Maduro zwyciężył w wyborach prezydenckich w Wenezueli. "Wynik był z góry przesądzony"
Obecny lewicowy prezydent Wenezueli Nicolas Maduro zwyciężył w niedzielnych przyspieszonych wyborach prezydenckich - ogłosiła w niedzielę późnym wieczorem, czasu lokalnego Narodowa Rada Wyborcza (CNE). Jego rywale zapowiedzieli, że nie uznają wyniku wyborów.
Rada poinformowała, że po przeliczeniu wyników z 93 proc. lokali wyborczych Maduro uzyskał ok. 68 proc. głosów a jego najgroźniejszy rywal Henri Falcon - ok. 22 proc. Na Maduro oddało głosy 5,8 mln uprawnionych do głosowania a na Henri Falcona - 1,8 mln. Frekwencja przy urnach wyniosła 46,1 proc.
"Nie uznam wyniku wyborów"
Zwolennicy Maduro w stolicy kraju - Caracas powitali zwycięstwo ich kandydata tańcami na ulicach w pobliżu pałacu prezydenckiego Miraflores i odpalaniem ogni sztucznych.
Tymczasem Falcon oświadczył, że nie uzna wyniku wyborów ze względu na liczne nieprawidłowości w ich przeprowadzeniu.
Zaliczył do nich m. in. umieszczenie ponad 13 tys. punktów kolportujących prorządowe materiały propagandowe w pobliżu lokali wyborczych.
W rozmowie z dziennikarzami po zamknięciu lokali wyborczych Falcon oświadczył też, że jego szanse zmniejszył także apel opozycji bojkotu wyborów.
Opozycja wzywała do bojkotu
Opozycja wezwała do bojkotu ponieważ uważa - podobnie jak większość społeczeństwa - że wynik wyborów był z góry przesądzony na korzyść obecnego prezydenta.

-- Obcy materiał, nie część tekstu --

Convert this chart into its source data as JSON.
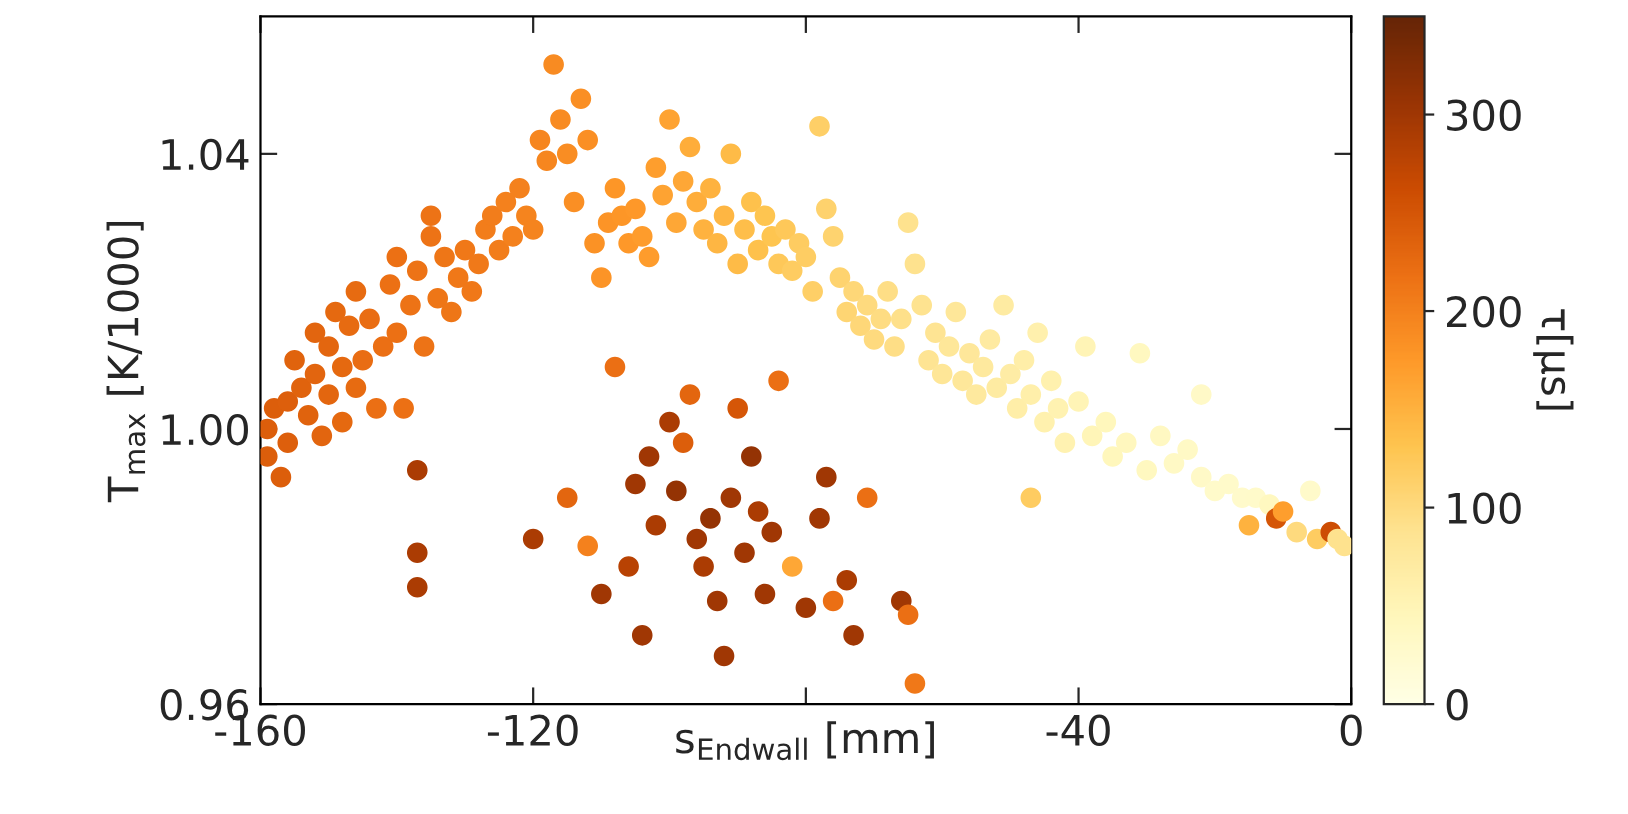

Z tych samych powodów do powtórzenia głosowania wezwał inny kandydat do prezydentury pastor Javier Bertucci.
Maduro odwoływał się głównie do swych zwolenników w najbiedniejszych okręgach wyborczych, które - jak pisze Reuters - pozostają bastionem rządu mimo szalejącej inflacji i coraz dotkliwszych braków rynkowych napędzających wielocyfrową inflację. Przed kamerami telewizji Maduro zapewniał, że "proces wyborczy pozwoli wkroczyć Wenezueli w etap stabilizacji politycznej".
Stany Zjednoczone, podobnie jak wiele innych krajów, uznały wybory w Wenezueli za nieprawomocne.